EXPReS's objectives are to connect up to 16 of the world's most sensitive radio telescopes on six continents to the central data processor of the European VLBI Network at the Joint Institute for VLBI ERIC (JIVE). Specific activities involve securing "last-mile connections" and upgrading existing connections to the telescopes, updating the correlator to process up to 16 data streams at 1 Gbit/s each in real time and research possibilities for distributed computing to replace the centralized data processor.

== History ==
The EVN was formed in 1980 by a consortium of five of the major radio astronomy institutes in Europe (the European Consortium for VLBI).

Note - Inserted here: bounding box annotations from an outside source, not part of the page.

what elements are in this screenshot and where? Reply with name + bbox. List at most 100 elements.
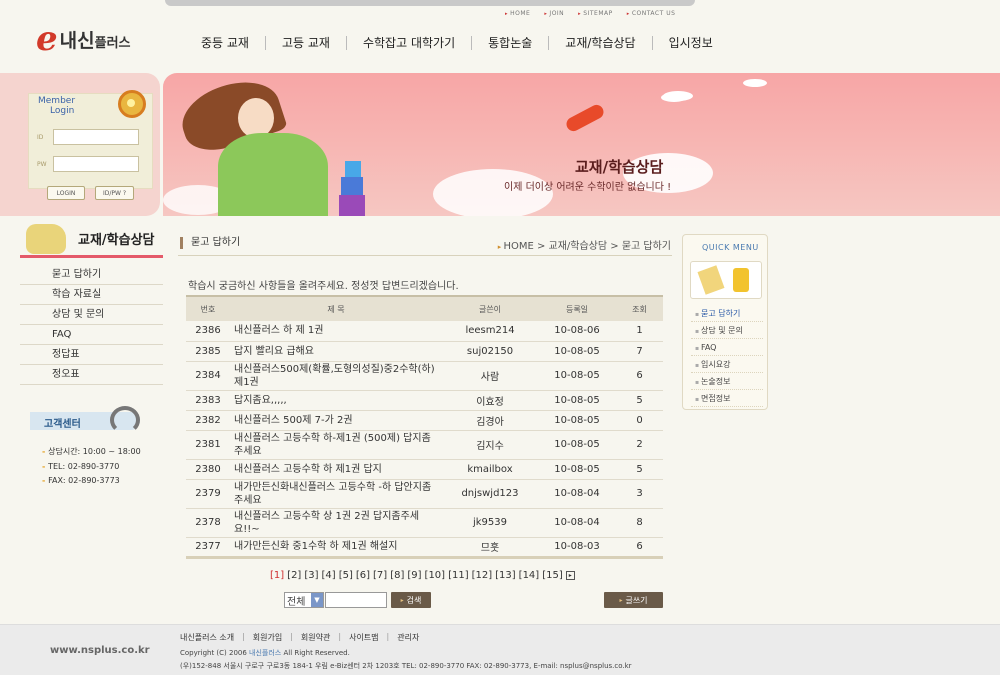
- nav-essay[interactable]: 통합논술: [472, 34, 548, 51]
- nav-high-books[interactable]: 고등 교재: [266, 34, 346, 51]
- next-page-icon[interactable]: ▸: [565, 571, 575, 580]
- nav-middle-books[interactable]: 중등 교재: [185, 34, 265, 51]
- page-link[interactable]: [10]: [425, 570, 446, 581]
- quick-menu-title: QUICK MENU: [702, 243, 759, 252]
- password-input[interactable]: [53, 156, 139, 172]
- row-title-link[interactable]: 답지 빨리요 급해요: [230, 341, 442, 362]
- nav-consulting[interactable]: 교재/학습상담: [549, 34, 651, 51]
- page-link[interactable]: [3]: [304, 570, 318, 581]
- search-button[interactable]: 검색: [391, 592, 431, 608]
- nav-math-college[interactable]: 수학잡고 대학가기: [347, 34, 471, 51]
- row-views: 5: [616, 459, 663, 480]
- row-title-link[interactable]: 내신플러스 하 제 1권: [230, 321, 442, 342]
- row-date: 10-08-05: [538, 341, 616, 362]
- cs-fax: FAX: 02-890-3773: [42, 476, 120, 485]
- row-title-link[interactable]: 내가만든신화내신플러스 고등수학 -하 답안지좀 주세요: [230, 479, 442, 509]
- page-link[interactable]: [9]: [407, 570, 421, 581]
- footer-sep: |: [242, 632, 245, 641]
- row-author: dnjswjd123: [442, 479, 538, 509]
- girl-face-shape: [238, 98, 274, 138]
- write-button[interactable]: 글쓰기: [604, 592, 663, 608]
- row-author: 므훗: [442, 537, 538, 559]
- page-link[interactable]: [8]: [390, 570, 404, 581]
- table-row[interactable]: 2384 내신플러스500제(확률,도형의성질)중2수학(하)제1권 사람 10-08…: [186, 361, 663, 391]
- sidebar-item-faq[interactable]: FAQ: [20, 325, 163, 345]
- footer-link-join[interactable]: 회원가입: [253, 632, 282, 643]
- page-link[interactable]: [6]: [356, 570, 370, 581]
- page-link[interactable]: [14]: [519, 570, 540, 581]
- util-join-link[interactable]: JOIN: [544, 10, 564, 17]
- page-link[interactable]: [1]: [270, 570, 284, 581]
- row-number: 2381: [186, 430, 230, 460]
- row-title-link[interactable]: 내신플러스 고등수학 상 1권 2권 답지좀주세요!!~: [230, 508, 442, 538]
- util-contact-link[interactable]: CONTACT US: [627, 10, 676, 17]
- copy-brand[interactable]: 내신플러스: [249, 649, 281, 657]
- row-date: 10-08-04: [538, 508, 616, 538]
- util-home-link[interactable]: HOME: [505, 10, 530, 17]
- footer-sep: |: [338, 632, 342, 641]
- find-idpw-button[interactable]: ID/PW ?: [95, 186, 134, 200]
- row-title-link[interactable]: 내가만든신화 중1수학 하 제1권 해설지: [230, 537, 442, 559]
- page-link[interactable]: [7]: [373, 570, 387, 581]
- quick-menu: QUICK MENU 묻고 답하기 상담 및 문의 FAQ 입시요강 논술정보 …: [682, 234, 768, 410]
- page-link[interactable]: [12]: [472, 570, 493, 581]
- table-row[interactable]: 2386 내신플러스 하 제 1권 leesm214 10-08-06 1: [186, 321, 663, 342]
- page-link[interactable]: [2]: [287, 570, 301, 581]
- row-date: 10-08-06: [538, 321, 616, 342]
- row-title-link[interactable]: 내신플러스 고등수학 하 제1권 답지: [230, 459, 442, 480]
- table-row[interactable]: 2383 답지좀요,,,,, 이효정 10-08-05 5: [186, 390, 663, 411]
- pw-label: PW: [37, 160, 47, 168]
- table-row[interactable]: 2377 내가만든신화 중1수학 하 제1권 해설지 므훗 10-08-03 6: [186, 537, 663, 559]
- table-row[interactable]: 2378 내신플러스 고등수학 상 1권 2권 답지좀주세요!!~ jk9539 10…: [186, 508, 663, 538]
- page-link[interactable]: [15]: [542, 570, 563, 581]
- footer-address: (우)152-848 서울시 구로구 구로3동 184-1 우림 e-Biz센터…: [180, 662, 632, 670]
- sidebar-item-answers[interactable]: 정답표: [20, 345, 163, 365]
- quick-item-essay-info[interactable]: 논술정보: [691, 373, 763, 390]
- row-date: 10-08-05: [538, 390, 616, 411]
- sidebar-item-inquiry[interactable]: 상담 및 문의: [20, 305, 163, 325]
- quick-item-faq[interactable]: FAQ: [691, 339, 763, 356]
- quick-item-qna[interactable]: 묻고 답하기: [691, 305, 763, 322]
- footer-link-admin[interactable]: 관리자: [397, 632, 419, 643]
- table-row[interactable]: 2382 내신플러스 500제 7-가 2권 김경아 10-08-05 0: [186, 410, 663, 431]
- table-row[interactable]: 2385 답지 빨리요 급해요 suj02150 10-08-05 7: [186, 341, 663, 362]
- page-link[interactable]: [13]: [495, 570, 516, 581]
- row-title-link[interactable]: 내신플러스500제(확률,도형의성질)중2수학(하)제1권: [230, 361, 442, 391]
- footer-link-about[interactable]: 내신플러스 소개: [180, 632, 234, 643]
- quick-item-admission-guide[interactable]: 입시요강: [691, 356, 763, 373]
- col-title: 제 목: [327, 304, 345, 314]
- page-link[interactable]: [4]: [322, 570, 336, 581]
- id-input[interactable]: [53, 129, 139, 145]
- sidebar-item-errata[interactable]: 정오표: [20, 365, 163, 385]
- row-number: 2378: [186, 508, 230, 538]
- search-scope-value: 전체: [287, 596, 306, 608]
- table-row[interactable]: 2379 내가만든신화내신플러스 고등수학 -하 답안지좀 주세요 dnjswjd1…: [186, 479, 663, 509]
- row-author: jk9539: [442, 508, 538, 538]
- search-input[interactable]: [325, 592, 387, 608]
- row-number: 2383: [186, 390, 230, 411]
- sidebar-item-qna[interactable]: 묻고 답하기: [20, 265, 163, 285]
- footer-link-terms[interactable]: 회원약관: [301, 632, 330, 643]
- main-nav: 중등 교재 고등 교재 수학잡고 대학가기 통합논술 교재/학습상담 입시정보: [185, 34, 729, 51]
- site-logo[interactable]: e 내신플러스: [36, 22, 131, 56]
- table-row[interactable]: 2381 내신플러스 고등수학 하-제1권 (500제) 답지좀 주세요 김지수 10…: [186, 430, 663, 460]
- row-number: 2382: [186, 410, 230, 431]
- row-author: suj02150: [442, 341, 538, 362]
- sidebar-item-resources[interactable]: 학습 자료실: [20, 285, 163, 305]
- login-button[interactable]: LOGIN: [47, 186, 85, 200]
- cs-tel: TEL: 02-890-3770: [42, 462, 119, 471]
- row-title-link[interactable]: 내신플러스 500제 7-가 2권: [230, 410, 442, 431]
- page-link[interactable]: [5]: [339, 570, 353, 581]
- page-link[interactable]: [11]: [448, 570, 469, 581]
- quick-item-interview-info[interactable]: 면접정보: [691, 390, 763, 407]
- login-label: Login: [50, 106, 75, 116]
- util-sitemap-link[interactable]: SITEMAP: [578, 10, 613, 17]
- footer-link-sitemap[interactable]: 사이트맵: [349, 632, 378, 643]
- search-scope-select[interactable]: 전체 ▼: [284, 592, 324, 608]
- table-row[interactable]: 2380 내신플러스 고등수학 하 제1권 답지 kmailbox 10-08-05 5: [186, 459, 663, 480]
- row-number: 2384: [186, 361, 230, 391]
- row-title-link[interactable]: 내신플러스 고등수학 하-제1권 (500제) 답지좀 주세요: [230, 430, 442, 460]
- quick-item-inquiry[interactable]: 상담 및 문의: [691, 322, 763, 339]
- nav-admission[interactable]: 입시정보: [653, 34, 729, 51]
- row-title-link[interactable]: 답지좀요,,,,,: [230, 390, 442, 411]
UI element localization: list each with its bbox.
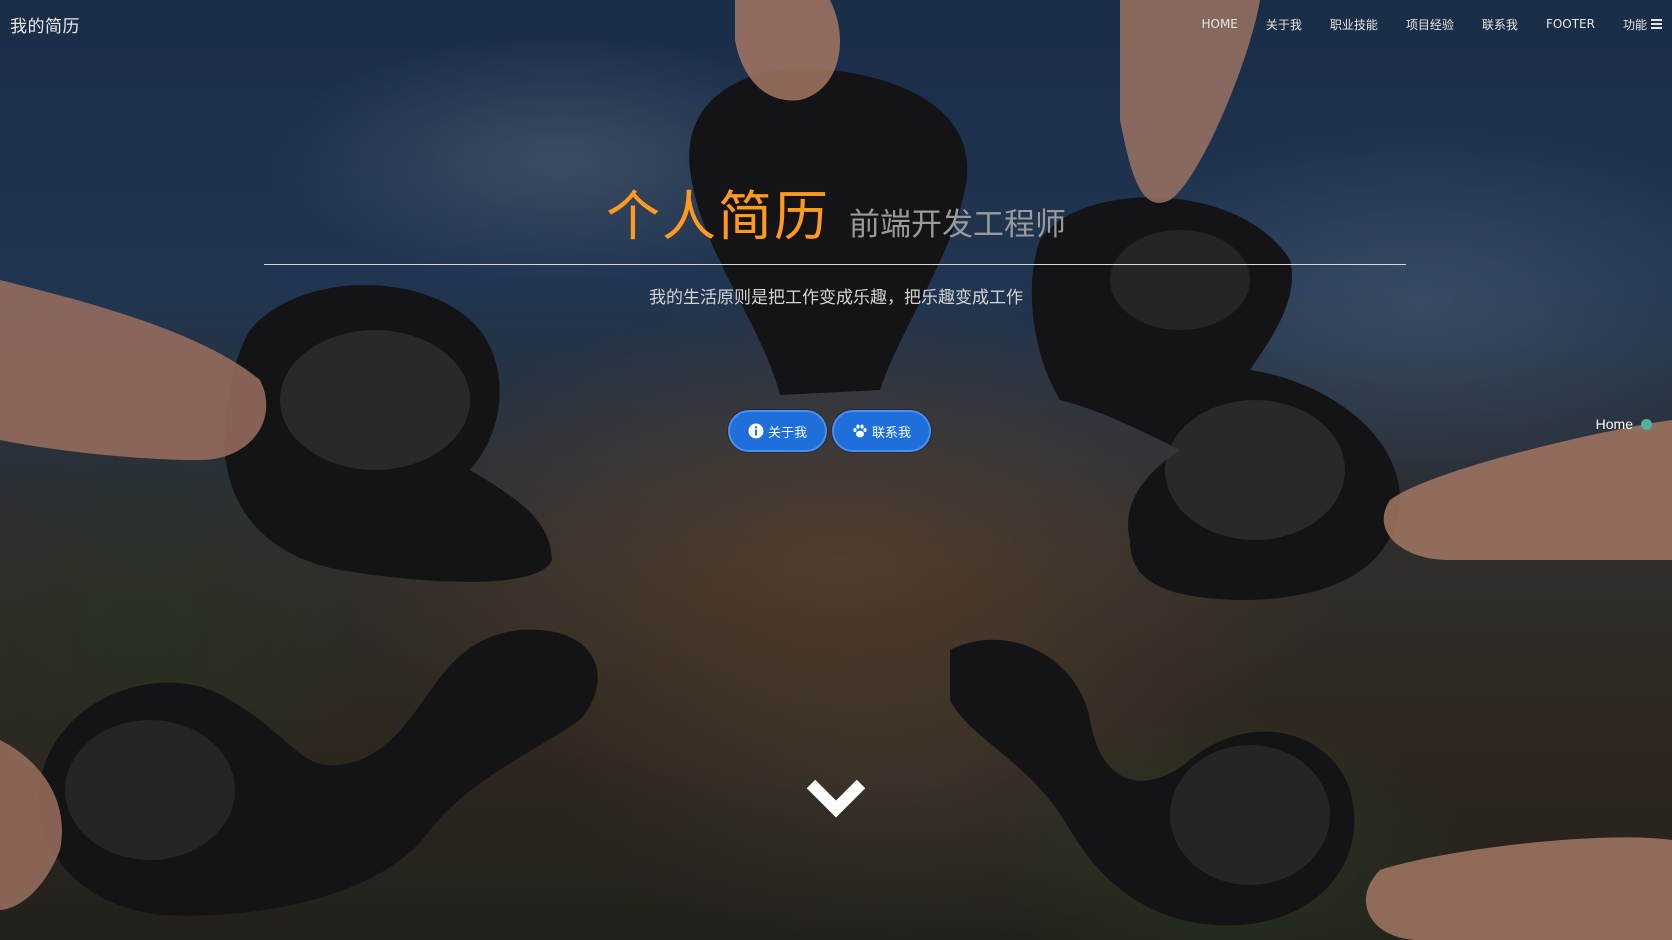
hero-subtitle: 前端开发工程师 <box>849 207 1067 243</box>
top-navbar: 我的简历 HOME 关于我 职业技能 项目经验 联系我 FOOTER 功能 <box>0 0 1672 48</box>
nav-item-projects[interactable]: 项目经验 <box>1406 16 1454 33</box>
section-indicator-label: Home <box>1595 416 1633 432</box>
nav-item-contact[interactable]: 联系我 <box>1482 16 1518 33</box>
hero-buttons: 关于我 联系我 <box>728 410 936 452</box>
paw-icon <box>853 424 867 438</box>
hero-divider <box>264 264 1406 265</box>
about-me-button[interactable]: 关于我 <box>728 410 828 452</box>
hero-heading: 个人简历 前端开发工程师 <box>0 172 1672 251</box>
section-indicator: Home <box>1596 416 1652 432</box>
nav-item-home[interactable]: HOME <box>1201 17 1237 31</box>
info-circle-icon <box>748 423 764 439</box>
nav-item-about[interactable]: 关于我 <box>1266 16 1302 33</box>
brand-title[interactable]: 我的简历 <box>10 12 80 37</box>
hero-background: 我的简历 HOME 关于我 职业技能 项目经验 联系我 FOOTER 功能 个人… <box>0 0 1672 940</box>
nav-item-functions-label: 功能 <box>1622 17 1647 32</box>
nav-item-footer[interactable]: FOOTER <box>1546 17 1595 31</box>
chevron-down-icon[interactable] <box>805 776 867 820</box>
contact-me-button-label: 联系我 <box>872 425 912 441</box>
contact-me-button[interactable]: 联系我 <box>832 410 932 452</box>
about-me-button-label: 关于我 <box>768 425 808 441</box>
nav-item-functions[interactable]: 功能 <box>1623 16 1662 33</box>
nav-item-skills[interactable]: 职业技能 <box>1330 16 1378 33</box>
section-indicator-dot[interactable] <box>1641 418 1652 430</box>
nav-menu: HOME 关于我 职业技能 项目经验 联系我 FOOTER 功能 <box>1173 16 1662 33</box>
hero-title: 个人简历 <box>605 185 830 248</box>
list-icon <box>1651 19 1662 29</box>
hero-motto: 我的生活原则是把工作变成乐趣，把乐趣变成工作 <box>649 288 1023 308</box>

Since 1980, the EVN and the Consortium has grown to include many institutes with numerous radio telescopes in several western European countries as well as associated institutes with telescopes in Russia, Ukraine, China and South Africa. Proposals for an additional telescope in Spain are under consideration.

Observations using the EVN have contributed to scientific research on Fast Radio Bursts (FRBs), gravitational lensing, and supermassive black holes.